When Showtime’s Billions began its first episode with Paul Giamatti getting peed on by his dominatrix wife, it made a clear statement about the kind of show it was setting out to be. As Season 1 unfolded, it followed through: Damian Lewis’s character has the name of a porn star (Bobby Axelrod, nicknamed Axe) and the swagger of a modern day cowboy. The dialogue is peppered with characters making analogies to popping prom queen’s cherries or having wet panties during work meetings. It dripped with operatic masculinity, scenery-chewing performances, dirty money, dirty sex, and the occasional, random Metallica cameo. And yet, as Season 2 has begun, something surprising has happened. The show that opened with a golden shower has developed into one of the more nuanced and mature workplace dramas on television.
It hasn’t entirely remade itself; it’s still brimming with classic Billions dialogue like “China’s not just cooking the books, they’re going full Iron Chef with that shit!” or, “your expense accounts don’t entitle you to fuck his art up the ass!” But it has synthesized its off the wall absurdity and prestige-TV aspiration into a more evenhanded story.
Take Season 2’s Taylor for example, a new non-binary character who goes by they/them pronouns.
It would be easy for Billions to go for a cringeworthy joke — either by attempting to prove itself as woke or attempting to continue asserting itself as smugly un-PC. After all, this is a show that has previously featured the line, “What is it about a woman taking it into her mouth after a little raw-dogging that just seems so right?” But Billions dodges both easy avenues and instead presents a surprisingly sensitive scene between Taylor and Axe.

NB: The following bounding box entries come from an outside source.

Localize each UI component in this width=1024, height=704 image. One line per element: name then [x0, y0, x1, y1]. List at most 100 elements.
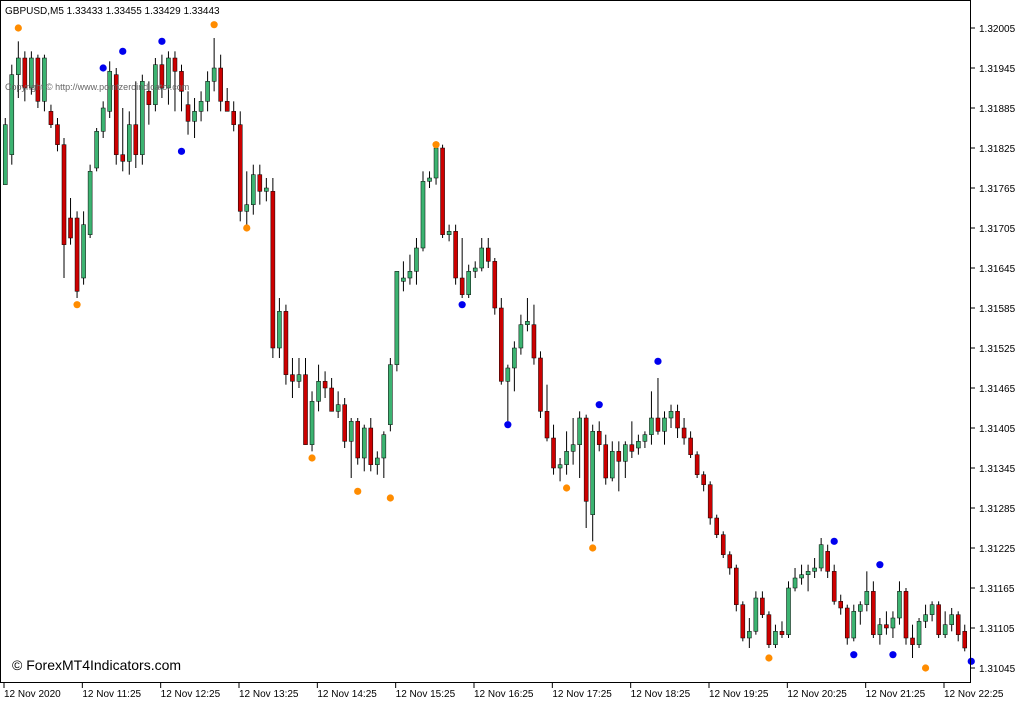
signal-dot-orange — [765, 654, 773, 662]
candle-body — [538, 357, 543, 412]
candle — [48, 104, 54, 128]
candle-body — [472, 267, 478, 272]
candle-body — [629, 444, 635, 452]
candle — [544, 384, 550, 442]
candle — [851, 604, 857, 642]
candle-body — [127, 124, 132, 162]
candle — [322, 371, 328, 398]
candle-body — [479, 247, 485, 269]
candle-body — [335, 404, 341, 412]
candle — [596, 421, 602, 452]
candle-body — [303, 374, 308, 445]
candle-body — [94, 131, 99, 169]
y-tick-label: 1.31345 — [979, 464, 1016, 475]
candle-body — [61, 144, 67, 245]
candle-body — [459, 277, 465, 295]
y-tick-label: 1.31105 — [979, 624, 1015, 635]
signal-dot-blue — [850, 651, 858, 659]
candle — [525, 298, 530, 332]
candle — [316, 364, 321, 412]
candle — [773, 624, 778, 648]
candle — [388, 358, 393, 432]
candle — [779, 621, 785, 638]
candle-body — [851, 611, 857, 639]
candle-body — [68, 217, 73, 239]
candle — [818, 538, 824, 572]
plot-border — [0, 0, 971, 683]
candle — [505, 364, 511, 422]
candle-body — [910, 637, 915, 645]
candle-body — [616, 451, 622, 462]
candle-body — [440, 147, 445, 235]
candle — [675, 404, 680, 438]
candle-body — [361, 427, 367, 459]
candle — [557, 458, 563, 482]
candle — [838, 594, 843, 615]
candle — [747, 618, 752, 648]
candle-body — [884, 624, 889, 629]
candle-body — [649, 417, 654, 435]
candle-body — [257, 174, 263, 192]
candle — [74, 211, 80, 298]
candle-body — [942, 624, 948, 635]
symbol-header: GBPUSD,M5 1.33433 1.33455 1.33429 1.3344… — [5, 6, 220, 17]
candle — [296, 358, 302, 388]
candle-body — [916, 621, 922, 645]
candle — [531, 304, 537, 365]
candle-body — [381, 434, 387, 459]
candle — [499, 298, 504, 385]
candle-body — [623, 444, 628, 462]
signal-dot-orange — [921, 664, 930, 672]
y-tick-label: 1.31705 — [979, 224, 1016, 235]
candle-body — [100, 107, 106, 132]
candle — [244, 171, 250, 225]
candle-body — [903, 591, 909, 639]
candle-body — [818, 544, 824, 569]
candle — [799, 564, 804, 585]
candle-body — [2, 124, 8, 185]
candle-body — [198, 101, 204, 112]
x-tick-label: 12 Nov 21:25 — [866, 689, 926, 700]
y-tick-label: 1.31765 — [979, 184, 1016, 195]
candle-body — [146, 91, 152, 105]
y-tick-label: 1.31405 — [979, 424, 1016, 435]
candle — [786, 581, 791, 638]
candle — [903, 588, 909, 645]
candle — [897, 581, 902, 625]
candle-body — [237, 124, 243, 212]
candle — [309, 391, 315, 452]
candle-body — [603, 444, 609, 479]
candle-body — [433, 147, 439, 179]
candle — [694, 451, 700, 478]
candle — [720, 531, 726, 558]
price-chart[interactable]: 1.32005 1.31945 1.31885 1.31825 1.31765 1.317… — [0, 0, 1024, 704]
candle — [453, 224, 458, 285]
candle — [192, 98, 197, 138]
y-tick-label: 1.31225 — [979, 544, 1016, 555]
candle-body — [218, 67, 223, 102]
candle — [864, 571, 870, 612]
candle — [440, 144, 445, 238]
signal-dot-orange — [14, 24, 22, 32]
candle-body — [610, 451, 615, 479]
candle — [929, 601, 935, 622]
candle — [662, 411, 667, 445]
candle-body — [140, 81, 145, 155]
candle-body — [701, 474, 706, 485]
candle — [127, 111, 132, 175]
candle — [766, 611, 772, 648]
candle-body — [264, 187, 269, 192]
y-tick-label: 1.32005 — [979, 24, 1016, 35]
candle-body — [753, 597, 759, 632]
x-tick-label: 12 Nov 14:25 — [317, 689, 377, 700]
candle — [942, 611, 948, 638]
candle-body — [251, 174, 256, 205]
candle-body — [707, 484, 713, 519]
candle — [381, 431, 387, 478]
candle-body — [120, 154, 126, 162]
candle-body — [681, 427, 687, 439]
y-tick-label: 1.31585 — [979, 304, 1016, 315]
candle-body — [499, 307, 504, 382]
candle-body — [747, 631, 752, 639]
signal-dot-orange — [432, 141, 440, 149]
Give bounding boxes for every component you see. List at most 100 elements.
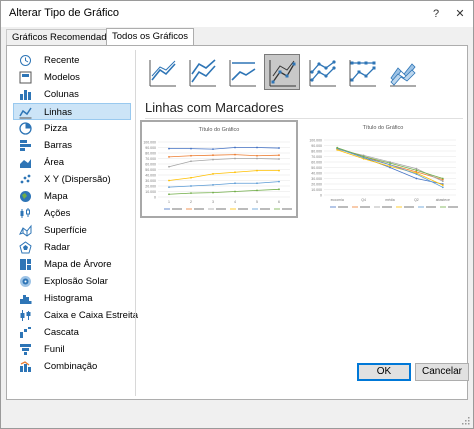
sidebar-item-templates[interactable]: Modelos: [14, 69, 132, 86]
legend-text-placeholder: [360, 206, 370, 208]
sidebar-item-funnel[interactable]: Funil: [14, 341, 132, 358]
sidebar-item-sunburst[interactable]: Explosão Solar: [14, 273, 132, 290]
data-point: [190, 160, 192, 163]
data-point: [168, 193, 170, 196]
sidebar-item-stock-chart[interactable]: Ações: [14, 205, 132, 222]
subtype-line-with-markers[interactable]: [264, 54, 300, 90]
section-divider: [145, 118, 463, 119]
x-tick-label: ecoomia: [331, 198, 344, 202]
help-button[interactable]: ?: [427, 5, 445, 23]
sidebar-item-label: Mapa de Árvore: [44, 259, 112, 270]
data-point: [168, 147, 170, 150]
y-tick-label: 80.000: [311, 150, 322, 154]
sidebar-item-surface-chart[interactable]: Superfície: [14, 222, 132, 239]
sidebar-item-label: Ações: [44, 208, 71, 219]
data-point: [234, 153, 236, 156]
stock-chart-icon: [20, 208, 30, 218]
sidebar-item-radar-chart[interactable]: Radar: [14, 239, 132, 256]
line-chart-icon: [19, 107, 32, 119]
data-point: [256, 189, 258, 192]
data-point: [278, 188, 280, 191]
sidebar-item-bar-chart[interactable]: Barras: [14, 137, 132, 154]
close-button[interactable]: ✕: [451, 5, 469, 23]
data-point: [256, 169, 258, 172]
sidebar-item-line-chart[interactable]: Linhas: [13, 103, 131, 120]
y-tick-label: 90.000: [145, 146, 156, 150]
chart-category-list: Recente Modelos Colunas Linhas Pizza Barras Ár…: [13, 52, 138, 392]
area-chart-icon: [20, 159, 31, 168]
sidebar-item-combo-chart[interactable]: Combinação: [14, 358, 132, 375]
subtype-stacked-line-with-markers[interactable]: [304, 54, 340, 90]
legend-text-placeholder: [448, 206, 458, 208]
legend-text-placeholder: [194, 208, 204, 210]
radar-chart-icon: [19, 241, 32, 254]
data-point: [415, 177, 418, 180]
stacked-line-subtype-icon: [189, 59, 216, 87]
surface-chart-icon: [19, 224, 32, 237]
data-point: [168, 155, 170, 158]
sidebar-item-label: Superfície: [44, 225, 87, 236]
sidebar-item-area-chart[interactable]: Área: [14, 154, 132, 171]
sidebar-item-waterfall[interactable]: Cascata: [14, 324, 132, 341]
title-bar: Alterar Tipo de Gráfico ? ✕: [1, 1, 473, 27]
legend-text-placeholder: [338, 206, 348, 208]
column-chart-icon: [20, 90, 31, 100]
subtype-100-stacked-line-with-markers[interactable]: [344, 54, 380, 90]
data-point: [168, 165, 170, 168]
series-line: [168, 154, 280, 158]
resize-grip-icon[interactable]: [462, 417, 470, 425]
sidebar-item-map-chart[interactable]: Mapa: [14, 188, 132, 205]
sidebar-item-scatter-chart[interactable]: X Y (Dispersão): [14, 171, 132, 188]
data-point: [389, 162, 391, 164]
waterfall-icon: [20, 327, 31, 338]
legend-text-placeholder: [426, 206, 436, 208]
legend-text-placeholder: [216, 208, 226, 210]
y-tick-label: 40.000: [145, 174, 156, 178]
data-point: [234, 171, 236, 174]
y-tick-label: 80.000: [145, 152, 156, 156]
sidebar-item-label: Histograma: [44, 293, 93, 304]
ok-button[interactable]: OK: [357, 363, 411, 381]
y-tick-label: 50.000: [311, 166, 322, 170]
chart-preview-1[interactable]: Título do Gráfico 100.000 90.000 80.000 70.…: [140, 120, 298, 218]
data-point: [415, 169, 418, 172]
sidebar-item-label: Explosão Solar: [44, 276, 108, 287]
sidebar-item-histogram[interactable]: Histograma: [14, 290, 132, 307]
data-point: [168, 186, 170, 188]
sunburst-icon: [20, 276, 31, 287]
sidebar-item-recent[interactable]: Recente: [14, 52, 132, 69]
sidebar-item-column-chart[interactable]: Colunas: [14, 86, 132, 103]
sidebar-item-pie-chart[interactable]: Pizza: [14, 120, 132, 137]
sidebar-item-box-whisker[interactable]: Caixa e Caixa Estreita: [14, 307, 138, 324]
percent-stacked-line-markers-subtype-icon: [349, 60, 376, 87]
data-point: [441, 180, 444, 183]
x-tick-label: média: [385, 198, 395, 202]
subtype-stacked-line[interactable]: [184, 54, 220, 90]
pie-chart-icon: [19, 122, 32, 135]
cancel-button[interactable]: Cancelar: [415, 363, 469, 381]
dialog-title: Alterar Tipo de Gráfico: [9, 7, 120, 19]
sidebar-item-label: Combinação: [44, 361, 98, 372]
y-tick-label: 20.000: [311, 183, 322, 187]
subtype-100-stacked-line[interactable]: [224, 54, 260, 90]
y-tick-label: 70.000: [145, 157, 156, 161]
y-tick-label: 20.000: [145, 185, 156, 189]
subtype-3d-line[interactable]: [384, 54, 420, 90]
series-line: [168, 158, 280, 168]
y-tick-label: 100.000: [309, 139, 322, 143]
subtype-line[interactable]: [144, 54, 180, 90]
tab-all-charts[interactable]: Todos os Gráficos: [106, 28, 195, 46]
map-chart-icon: [20, 191, 31, 202]
chart-preview-2[interactable]: Título do Gráfico 100.000 90.000 80.000 70.…: [304, 120, 462, 218]
sidebar-item-label: Cascata: [44, 327, 79, 338]
data-point: [336, 146, 339, 149]
legend-text-placeholder: [404, 206, 414, 208]
sidebar-item-label: Funil: [44, 344, 65, 355]
y-tick-label: 50.000: [145, 168, 156, 172]
series-line: [168, 188, 280, 195]
sidebar-item-treemap[interactable]: Mapa de Árvore: [14, 256, 132, 273]
data-point: [234, 146, 236, 149]
stacked-line-markers-subtype-icon: [309, 60, 336, 87]
data-point: [441, 186, 444, 189]
x-tick-label: 2: [190, 200, 192, 204]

As Axe tries to persuade Taylor to work for him instead of departing for grad school, Taylor says, “I don’t know if you can understand just me being the way I am, just breathing the air here can be…discomfiting.” Axe simply nods and in his straight-shooting way, responds, “The air is thinner.” One of the most difficult parts of making a show about morally dubious, rich white dudes having rich white dude problems is that it’s hard for the viewer to be sympathetic. That works if the show is merely wealth porn — but Billions clearly aspired to have more depth. Now it’s finally succeeding.
Similarly, as Giamatti’s Chuck Rhoades and his wife Wendy (Maggie Siff) struggle through a separation, it’s a more human problem than Season 1’s improbable scenario of Wendy working for his rival Axe. The intrigue of their professional rift remains, but the focus has pivoted. Even minor characters are soul-searching in Season 2, as work colleagues muse about the difficulty of forging real relationships in cold environments. The momentum of the plot keeps propelling forward, but Season 2 is spending more time on character development rather than relying on its stellar cast to shoulder it all themselves.
Season 2 still brims with the glossy wealth porn and sleaze viewers have come to expect as part of Billions’s oily charm, but it’s also a mature and nuanced workplace drama.
Billions Season 2 is currently airing on Sunday nights on Showtime.